Policy on foundation models should support the open foundation model ecosystem, while providing resources to monitor risks and create safeguards to address harms. Open foundation models provide significant benefits to society by promoting competition, accelerating innovation, and distributing power. For example, small businesses hoping to build generative AI applications could choose among a variety of open foundation models that offer different capabilities and are often less expensive than closed alternatives. Further, open models are marked by greater transparency and, thereby, accountability. When a model is released with its training data, independent third parties can better assess the model’s capabilities and risks.
However, an emerging concern is whether open foundation models pose distinct risks to society. Unlike closed foundation model developers, open developers have limited ability to restrict the use of their models by malicious actors that can easily remove safety guardrails. Recent studies claim that open foundation models are more likely to generate disinformation, cyberweapons, bioweapons, and spear-phishing emails.
Correctly characterizing these distinct risks requires centering the marginal risk: To what extent do open foundation models increase risk relative to (a) closed foundation models or (b) pre-existing technologies like search engines? We find that for many dimensions, the existing evidence about the marginal risk of open foundation models remains quite limited. In some instances, such as the case of AI-generated child sexual abuse material (CSAM) and nonconsensual intimate imagery (NCII), harms stemming from open foundation models have been better documented. For these demonstrated harms, proposals to restrict the release of foundation models via licensing of compute-intensive models are mismatched, because the text-to-image models used to cause these harms require vastly lower amounts of resources to train.
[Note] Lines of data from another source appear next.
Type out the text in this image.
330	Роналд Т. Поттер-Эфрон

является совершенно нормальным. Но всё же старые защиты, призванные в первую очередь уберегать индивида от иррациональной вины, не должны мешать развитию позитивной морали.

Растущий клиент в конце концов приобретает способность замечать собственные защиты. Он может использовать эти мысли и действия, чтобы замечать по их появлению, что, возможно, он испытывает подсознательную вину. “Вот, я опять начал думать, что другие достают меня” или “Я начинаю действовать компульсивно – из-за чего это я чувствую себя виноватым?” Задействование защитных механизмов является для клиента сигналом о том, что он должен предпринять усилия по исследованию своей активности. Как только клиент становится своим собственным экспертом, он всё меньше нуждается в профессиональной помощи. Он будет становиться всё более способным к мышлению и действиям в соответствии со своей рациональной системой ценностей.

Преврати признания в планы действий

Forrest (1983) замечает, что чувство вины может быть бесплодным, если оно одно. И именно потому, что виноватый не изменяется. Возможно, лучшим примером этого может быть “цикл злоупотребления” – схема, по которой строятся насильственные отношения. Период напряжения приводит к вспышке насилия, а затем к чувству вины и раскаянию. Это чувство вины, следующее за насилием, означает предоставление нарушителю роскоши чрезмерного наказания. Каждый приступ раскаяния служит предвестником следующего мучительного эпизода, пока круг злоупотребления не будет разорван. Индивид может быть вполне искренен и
More broadly, several regulatory approaches under consideration are likely to have a disproportionate impact on open foundation models and their developers, without meaningfully reducing risk. Even though these approaches do not differentiate between open and closed foundation model developers, they yield asymmetric compliance burdens. For example, legislation that holds developers liable for content generated using their models or their derivatives would harm open developers as users can modify their models to generate illicit content. Policymakers should exercise caution to avoid unintended consequences and ensure adequate consultation with open foundation model developers before taking action.